But it’s not all been negative.
“I’ve received so many positive messages! I’ve had to stop replying because it was taking so much time out of work,” she says.
“It’s amazing how many women are in the same situation, not being taken seriously in their wishes and not being believed when they say they don’t want kids.
“I’ve got it easy, really – my boyfriend and family are completely on my side, and no one’s pressuring me to give them grandkids. That’s not the case for a lot of women.”
Following the confirmation of her operation, Holly has made appearances on television and featured in national newspapers but she has been taken aback by the negative messages she has received online.

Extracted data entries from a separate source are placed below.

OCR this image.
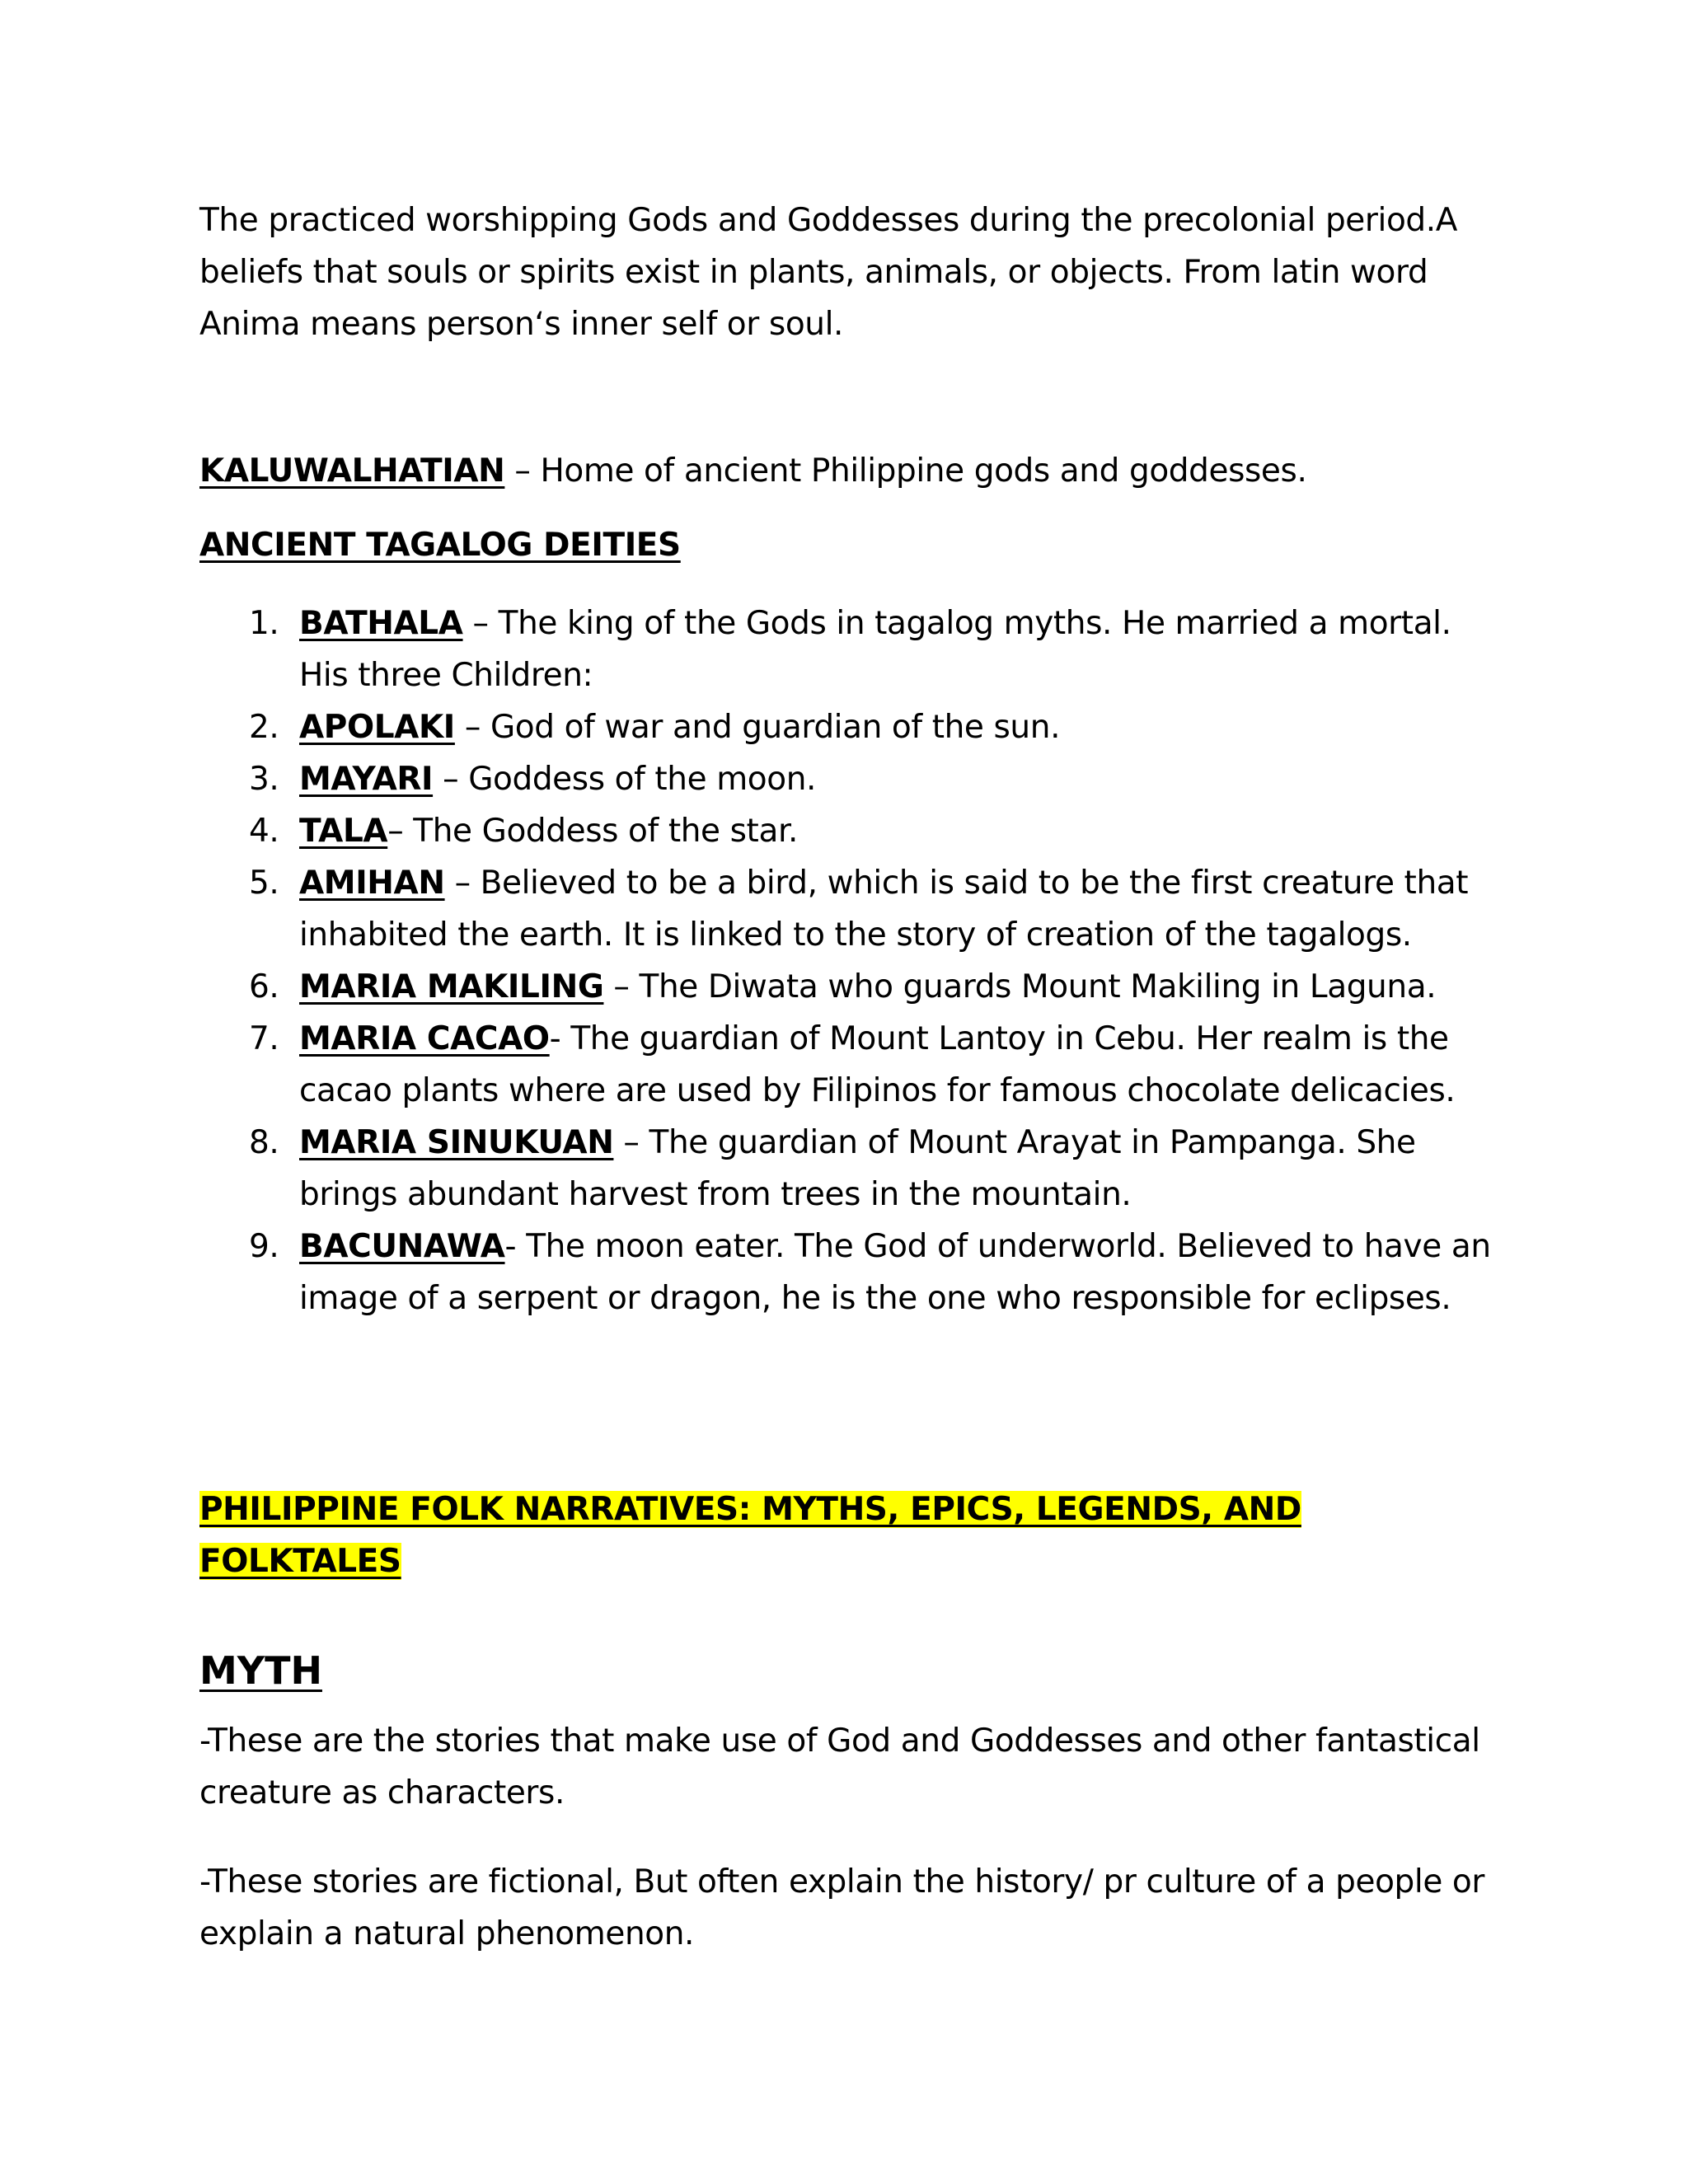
The practiced worshipping Gods and Goddesses during the precolonial period.A beliefs that souls or spirits exist in plants, animals, or objects. From latin word Anima means person‘s inner self or soul.

KALUWALHATIAN – Home of ancient Philippine gods and goddesses.

ANCIENT TAGALOG DEITIES

1. BATHALA – The king of the Gods in tagalog myths. He married a mortal. His three Children:
2. APOLAKI – God of war and guardian of the sun.
3. MAYARI – Goddess of the moon.
4. TALA– The Goddess of the star.
5. AMIHAN – Believed to be a bird, which is said to be the first creature that inhabited the earth. It is linked to the story of creation of the tagalogs.
6. MARIA MAKILING – The Diwata who guards Mount Makiling in Laguna.
7. MARIA CACAO- The guardian of Mount Lantoy in Cebu. Her realm is the cacao plants where are used by Filipinos for famous chocolate delicacies.
8. MARIA SINUKUAN – The guardian of Mount Arayat in Pampanga. She brings abundant harvest from trees in the mountain.
9. BACUNAWA- The moon eater. The God of underworld. Believed to have an image of a serpent or dragon, he is the one who responsible for eclipses.

PHILIPPINE FOLK NARRATIVES: MYTHS, EPICS, LEGENDS, AND FOLKTALES

MYTH

-These are the stories that make use of God and Goddesses and other fantastical creature as characters.

-These stories are fictional, But often explain the history/ pr culture of a people or explain a natural phenomenon.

“The first time it happened, I went to bed for an entire weekend and didn’t speak to anyone.
“Some of the comments still enter my head when I’m feeling low, but you have to remember they know nothing about you and are throwing stones because they’re unhappy in their own lives.”

Holly is no stranger to the media spotlight.
In 2013 she wrote an open letter online to Hyundai after one of their adverts depicted a man attempting to commit suicide by filling the car with poisonous gases.
Holly’s dad, Geoff, committed suicide in his car in 1990.
She is the founder and editor of the Gadgette, an online publication for women focused on gadgets, gaming and geekery for which she has also been fighting to get the female voice heard in technology circles. She says:
“I suspect I’ll spend a lot of my life fighting things I think are unfair and if people take that as me trying to promote myself, there’s not much I can do.”
But she does believe the media storm and social media frenzy she’s generated has made a difference.
“A lot of the comments you get are from people who haven’t thought the situation through, and are giving you their kneejerk reaction. The more I’ve talked about it, the more they’ve had time to consider, and I think any reasonable person who listens to the arguments comes down on my side.”